At first it operated out of Lindsay’s home, but in 1998 Anne Freyss got the First Congregational Church to lend its kitchen. The system is simple: Someone calls to express concern for a neighbor or a friend, and Webb calls to ask if she can drop by with a cooked meal—the answer usually is yes.
“I tell them we do this twice a week and will continue until they tell us to stop,” says Webb. On average, 20 meals go out at a time. The Mustard Seed Kitchen helps people who are grieving, unemployed, sick, or going through other troubles.
Although adults do much of the food preparation, Mustard Seed also functions as a teen social center. Both Lindsay and Webb emphasize they want kids to feel it’s their kitchen, and they don’t have to work, but some help with the cooking and some do deliveries. Others come just to hang out.
On Monday, Tuesday, and Wednesday afternoons, the church basement smells of chicken soup and fresh baking. Pots bubble on the stove as food coordinator Iris Sands prepares le plat du jour. Teenagers wander in after school for brownies or melted cheese sandwiches—up to 40 at a time—and the adults make them feel welcome.

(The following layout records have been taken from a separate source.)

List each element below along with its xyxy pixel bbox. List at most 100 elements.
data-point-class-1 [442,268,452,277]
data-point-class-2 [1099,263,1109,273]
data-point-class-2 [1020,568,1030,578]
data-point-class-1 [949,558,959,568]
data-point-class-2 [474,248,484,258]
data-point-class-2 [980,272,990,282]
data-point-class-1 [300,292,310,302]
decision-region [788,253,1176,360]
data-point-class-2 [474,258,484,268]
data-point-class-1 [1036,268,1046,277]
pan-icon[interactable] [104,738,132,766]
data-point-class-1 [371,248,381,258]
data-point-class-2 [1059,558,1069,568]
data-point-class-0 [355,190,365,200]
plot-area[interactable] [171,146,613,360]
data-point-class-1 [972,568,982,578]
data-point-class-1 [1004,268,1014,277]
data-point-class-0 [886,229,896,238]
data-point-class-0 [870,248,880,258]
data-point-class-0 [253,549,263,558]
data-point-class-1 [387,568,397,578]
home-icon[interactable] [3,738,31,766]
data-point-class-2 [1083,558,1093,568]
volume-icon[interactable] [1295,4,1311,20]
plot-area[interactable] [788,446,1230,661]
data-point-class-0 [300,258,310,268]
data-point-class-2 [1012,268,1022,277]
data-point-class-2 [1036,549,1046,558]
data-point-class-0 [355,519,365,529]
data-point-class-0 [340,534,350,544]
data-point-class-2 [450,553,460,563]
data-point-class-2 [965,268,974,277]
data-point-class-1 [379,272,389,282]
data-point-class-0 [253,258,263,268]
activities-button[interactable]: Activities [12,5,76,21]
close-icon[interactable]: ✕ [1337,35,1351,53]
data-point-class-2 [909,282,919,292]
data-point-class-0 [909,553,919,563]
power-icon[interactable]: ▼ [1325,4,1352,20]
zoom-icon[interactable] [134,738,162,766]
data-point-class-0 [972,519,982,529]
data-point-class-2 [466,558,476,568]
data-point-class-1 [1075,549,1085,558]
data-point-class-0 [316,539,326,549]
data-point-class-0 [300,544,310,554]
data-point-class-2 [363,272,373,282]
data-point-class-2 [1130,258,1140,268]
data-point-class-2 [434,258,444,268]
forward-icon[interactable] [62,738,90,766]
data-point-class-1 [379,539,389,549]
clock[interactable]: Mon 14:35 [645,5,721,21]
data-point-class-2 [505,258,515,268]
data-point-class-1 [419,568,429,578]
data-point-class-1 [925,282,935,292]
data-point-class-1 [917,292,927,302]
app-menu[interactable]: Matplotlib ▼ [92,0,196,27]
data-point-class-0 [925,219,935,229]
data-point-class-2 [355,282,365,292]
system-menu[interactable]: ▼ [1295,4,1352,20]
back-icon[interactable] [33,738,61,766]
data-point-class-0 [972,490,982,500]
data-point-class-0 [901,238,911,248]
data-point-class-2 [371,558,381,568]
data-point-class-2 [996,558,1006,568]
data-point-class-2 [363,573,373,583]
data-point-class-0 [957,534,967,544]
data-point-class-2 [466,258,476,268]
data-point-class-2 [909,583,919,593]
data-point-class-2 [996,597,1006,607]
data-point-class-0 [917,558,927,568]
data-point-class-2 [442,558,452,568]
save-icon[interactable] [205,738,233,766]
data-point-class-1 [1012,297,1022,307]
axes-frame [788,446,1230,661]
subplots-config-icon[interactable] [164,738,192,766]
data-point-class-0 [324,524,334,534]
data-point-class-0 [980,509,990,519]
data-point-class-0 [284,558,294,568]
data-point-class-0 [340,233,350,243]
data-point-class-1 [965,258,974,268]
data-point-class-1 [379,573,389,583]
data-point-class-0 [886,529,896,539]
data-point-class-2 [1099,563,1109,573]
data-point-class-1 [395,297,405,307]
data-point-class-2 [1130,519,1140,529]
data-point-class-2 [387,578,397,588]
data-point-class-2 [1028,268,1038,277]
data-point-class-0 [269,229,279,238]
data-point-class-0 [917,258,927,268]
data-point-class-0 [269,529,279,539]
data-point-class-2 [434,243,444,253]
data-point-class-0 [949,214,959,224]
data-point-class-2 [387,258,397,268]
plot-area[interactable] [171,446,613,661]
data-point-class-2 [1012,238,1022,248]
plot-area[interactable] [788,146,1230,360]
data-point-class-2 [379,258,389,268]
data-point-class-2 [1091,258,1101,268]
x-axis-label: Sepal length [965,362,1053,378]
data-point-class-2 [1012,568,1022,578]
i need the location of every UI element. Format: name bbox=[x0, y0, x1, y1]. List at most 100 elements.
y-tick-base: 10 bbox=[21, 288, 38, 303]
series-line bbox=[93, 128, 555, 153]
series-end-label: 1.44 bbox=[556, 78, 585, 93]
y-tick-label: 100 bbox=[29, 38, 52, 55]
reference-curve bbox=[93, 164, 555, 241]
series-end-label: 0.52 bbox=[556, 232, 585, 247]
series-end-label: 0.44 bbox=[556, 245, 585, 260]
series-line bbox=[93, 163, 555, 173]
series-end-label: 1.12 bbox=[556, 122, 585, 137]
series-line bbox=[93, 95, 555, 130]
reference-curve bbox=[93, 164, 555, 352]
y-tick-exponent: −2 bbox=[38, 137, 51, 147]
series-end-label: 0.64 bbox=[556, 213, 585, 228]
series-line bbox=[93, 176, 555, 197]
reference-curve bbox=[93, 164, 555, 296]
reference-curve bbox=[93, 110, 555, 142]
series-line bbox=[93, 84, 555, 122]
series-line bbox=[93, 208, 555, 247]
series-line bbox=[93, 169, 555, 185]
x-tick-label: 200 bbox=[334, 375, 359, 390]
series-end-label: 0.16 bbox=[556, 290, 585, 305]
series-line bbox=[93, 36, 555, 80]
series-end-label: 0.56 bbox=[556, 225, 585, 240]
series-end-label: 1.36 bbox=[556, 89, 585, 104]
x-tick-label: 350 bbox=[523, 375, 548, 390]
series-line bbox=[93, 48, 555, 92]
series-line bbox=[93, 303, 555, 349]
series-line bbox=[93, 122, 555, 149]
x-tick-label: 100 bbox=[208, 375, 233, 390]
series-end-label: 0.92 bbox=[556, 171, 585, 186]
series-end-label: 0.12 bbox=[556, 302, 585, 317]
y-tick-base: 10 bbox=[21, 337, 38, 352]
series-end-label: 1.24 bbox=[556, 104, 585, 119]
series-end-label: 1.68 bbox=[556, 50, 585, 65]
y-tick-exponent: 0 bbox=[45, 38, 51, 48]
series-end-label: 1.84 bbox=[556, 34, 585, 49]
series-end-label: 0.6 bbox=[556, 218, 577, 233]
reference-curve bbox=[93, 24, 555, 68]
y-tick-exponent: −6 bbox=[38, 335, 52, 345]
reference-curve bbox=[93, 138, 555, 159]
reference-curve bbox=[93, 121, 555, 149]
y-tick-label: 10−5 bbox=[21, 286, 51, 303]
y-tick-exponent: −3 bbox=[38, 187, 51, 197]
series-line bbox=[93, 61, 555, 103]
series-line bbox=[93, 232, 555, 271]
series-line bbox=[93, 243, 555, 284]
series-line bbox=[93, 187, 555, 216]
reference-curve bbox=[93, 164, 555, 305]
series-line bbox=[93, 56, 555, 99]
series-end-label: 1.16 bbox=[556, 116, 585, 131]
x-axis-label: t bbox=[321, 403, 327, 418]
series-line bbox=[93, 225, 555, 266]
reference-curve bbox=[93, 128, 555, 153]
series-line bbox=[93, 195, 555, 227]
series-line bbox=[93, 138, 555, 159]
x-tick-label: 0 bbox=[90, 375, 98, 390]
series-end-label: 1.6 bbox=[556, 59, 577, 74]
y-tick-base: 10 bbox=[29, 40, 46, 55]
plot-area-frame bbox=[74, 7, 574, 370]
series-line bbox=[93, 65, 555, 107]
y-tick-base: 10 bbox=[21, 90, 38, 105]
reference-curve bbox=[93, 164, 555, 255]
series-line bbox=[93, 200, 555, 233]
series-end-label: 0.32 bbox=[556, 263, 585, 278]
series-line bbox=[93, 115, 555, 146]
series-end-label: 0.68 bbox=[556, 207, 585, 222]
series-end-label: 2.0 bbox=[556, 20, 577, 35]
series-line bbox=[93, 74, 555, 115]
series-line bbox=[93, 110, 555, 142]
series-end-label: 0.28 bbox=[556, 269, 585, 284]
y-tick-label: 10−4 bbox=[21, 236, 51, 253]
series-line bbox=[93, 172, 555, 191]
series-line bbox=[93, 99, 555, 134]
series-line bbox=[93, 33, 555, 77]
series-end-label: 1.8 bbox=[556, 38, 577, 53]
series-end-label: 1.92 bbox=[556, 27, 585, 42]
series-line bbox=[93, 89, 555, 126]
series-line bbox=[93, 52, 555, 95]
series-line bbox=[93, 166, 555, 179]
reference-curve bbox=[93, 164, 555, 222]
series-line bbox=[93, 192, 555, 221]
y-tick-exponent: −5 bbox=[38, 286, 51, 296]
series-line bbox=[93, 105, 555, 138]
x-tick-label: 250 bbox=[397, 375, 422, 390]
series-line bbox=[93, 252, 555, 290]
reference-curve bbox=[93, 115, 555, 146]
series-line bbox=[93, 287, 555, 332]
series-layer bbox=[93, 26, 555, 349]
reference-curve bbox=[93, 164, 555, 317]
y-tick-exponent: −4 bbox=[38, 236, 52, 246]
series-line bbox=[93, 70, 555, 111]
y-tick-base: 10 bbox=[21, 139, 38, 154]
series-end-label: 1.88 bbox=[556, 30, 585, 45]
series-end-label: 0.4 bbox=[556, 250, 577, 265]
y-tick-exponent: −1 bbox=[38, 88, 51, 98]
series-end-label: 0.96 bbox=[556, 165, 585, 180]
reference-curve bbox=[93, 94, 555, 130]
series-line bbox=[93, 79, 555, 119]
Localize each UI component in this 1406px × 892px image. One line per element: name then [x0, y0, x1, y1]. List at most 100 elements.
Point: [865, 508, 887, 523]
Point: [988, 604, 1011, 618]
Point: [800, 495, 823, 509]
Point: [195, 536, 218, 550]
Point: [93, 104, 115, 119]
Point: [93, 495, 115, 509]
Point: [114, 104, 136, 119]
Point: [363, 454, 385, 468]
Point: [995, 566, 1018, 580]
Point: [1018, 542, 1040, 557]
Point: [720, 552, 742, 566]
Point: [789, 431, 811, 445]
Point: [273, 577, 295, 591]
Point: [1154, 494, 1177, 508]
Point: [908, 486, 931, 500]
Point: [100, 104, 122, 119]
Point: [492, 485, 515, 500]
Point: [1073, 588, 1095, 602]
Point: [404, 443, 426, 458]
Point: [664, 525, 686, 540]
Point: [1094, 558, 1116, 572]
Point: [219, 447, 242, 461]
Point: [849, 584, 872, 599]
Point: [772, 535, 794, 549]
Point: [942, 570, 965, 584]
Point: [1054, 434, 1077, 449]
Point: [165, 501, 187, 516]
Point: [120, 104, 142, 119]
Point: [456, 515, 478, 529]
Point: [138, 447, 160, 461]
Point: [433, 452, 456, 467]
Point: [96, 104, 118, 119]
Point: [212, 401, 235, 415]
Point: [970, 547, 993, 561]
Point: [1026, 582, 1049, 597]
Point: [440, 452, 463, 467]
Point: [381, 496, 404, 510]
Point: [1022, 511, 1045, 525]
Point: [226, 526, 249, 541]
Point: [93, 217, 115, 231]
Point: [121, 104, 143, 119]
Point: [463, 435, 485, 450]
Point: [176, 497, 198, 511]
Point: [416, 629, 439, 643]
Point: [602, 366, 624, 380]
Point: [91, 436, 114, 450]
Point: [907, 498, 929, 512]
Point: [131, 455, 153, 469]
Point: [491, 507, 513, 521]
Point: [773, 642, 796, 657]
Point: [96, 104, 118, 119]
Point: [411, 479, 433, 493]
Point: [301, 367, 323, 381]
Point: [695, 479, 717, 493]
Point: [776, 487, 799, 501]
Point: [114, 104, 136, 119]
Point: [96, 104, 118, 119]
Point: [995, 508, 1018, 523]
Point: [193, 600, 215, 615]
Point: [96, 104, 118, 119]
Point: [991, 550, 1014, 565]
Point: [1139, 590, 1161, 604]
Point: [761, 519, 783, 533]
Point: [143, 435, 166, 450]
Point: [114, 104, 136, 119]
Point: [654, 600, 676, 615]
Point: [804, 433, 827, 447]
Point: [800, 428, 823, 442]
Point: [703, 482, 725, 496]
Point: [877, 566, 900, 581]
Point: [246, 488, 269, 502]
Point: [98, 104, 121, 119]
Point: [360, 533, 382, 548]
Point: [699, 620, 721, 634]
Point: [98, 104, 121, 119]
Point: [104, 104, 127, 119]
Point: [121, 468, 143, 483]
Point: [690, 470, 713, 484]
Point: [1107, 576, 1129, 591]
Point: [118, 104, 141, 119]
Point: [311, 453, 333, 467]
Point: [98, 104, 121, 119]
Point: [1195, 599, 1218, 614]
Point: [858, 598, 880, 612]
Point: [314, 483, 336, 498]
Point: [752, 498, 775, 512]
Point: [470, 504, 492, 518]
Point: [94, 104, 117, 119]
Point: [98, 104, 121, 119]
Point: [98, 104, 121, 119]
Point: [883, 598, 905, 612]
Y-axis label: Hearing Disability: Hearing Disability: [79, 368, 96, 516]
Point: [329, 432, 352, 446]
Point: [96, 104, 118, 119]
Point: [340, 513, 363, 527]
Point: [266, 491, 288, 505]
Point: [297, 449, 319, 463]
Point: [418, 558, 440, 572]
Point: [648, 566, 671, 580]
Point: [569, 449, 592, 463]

“I come with an appetite,” says Emily DeVasto. Sitting in the adjoining hall, she chats with Morgan Clark, who says, “It feels like family here. No matter how long you stay away, you get a good meal and cool people to talk to.”
“It’s a wonderful place to come and be warm,” adds Sky Freyss-Cole. “And we learn to feel more comfortable with older people.”
In addition to preparing meals, volunteers lead workshops: astrology, Reiki, and fly-fishing. Last winter, Lindsay taught sewing on five donated machines, an idea the kids proposed. In the spring, youngsters can choose guitar, yoga, or bonsai lessons.
“It was hard before to meet people after school,” says Eric Rushby. “I like to relax with the free food and pool.” Indeed, half a dozen kids congregate around the new pool table donated by a community member. Nearby, DeVasto and Tristin Cope play Hacky Sack while listening to the stereo. It was donated too, as were the computer, Foosball, and pingpong table.
Money to run the kitchen comes from individuals, as well as town government and the police association, which one year sent the kids whitewater rafting. Restaurants and supermarkets donate food. In the spring, Mustard Seed Kitchen holds an art auction with live music and a talent show involving both youngsters and organizers. Last year the event raised $4,000.
Lindsay’s son, Kai Potter, says he’s proud of his mom. “It’s a really cool thing she’s doing. She taught me that if you’re helping people, you feel good about it yourself.”
Tyler Roberts, Webb’s son, agrees. “I think the Mustard Seed has been a big influence because it shows that helping is a good thing.”
At Mustard Seed, the community comes together. Lindsay believes one-on-one relationships with the volunteers is the key. “Before, people were afraid of groups of kids,” she says. “Now they’re on a first-name basis. What’s more, the kids are made to feel adults care.”
When Lindsay and Webb first explained their plan—and their hope of building trust and continuity in young lives—members of the congregation were skeptical. “They were floored when we pulled it off,” Webb laughs.
All it takes is a couple of people with faith—about the size of a mustard seed.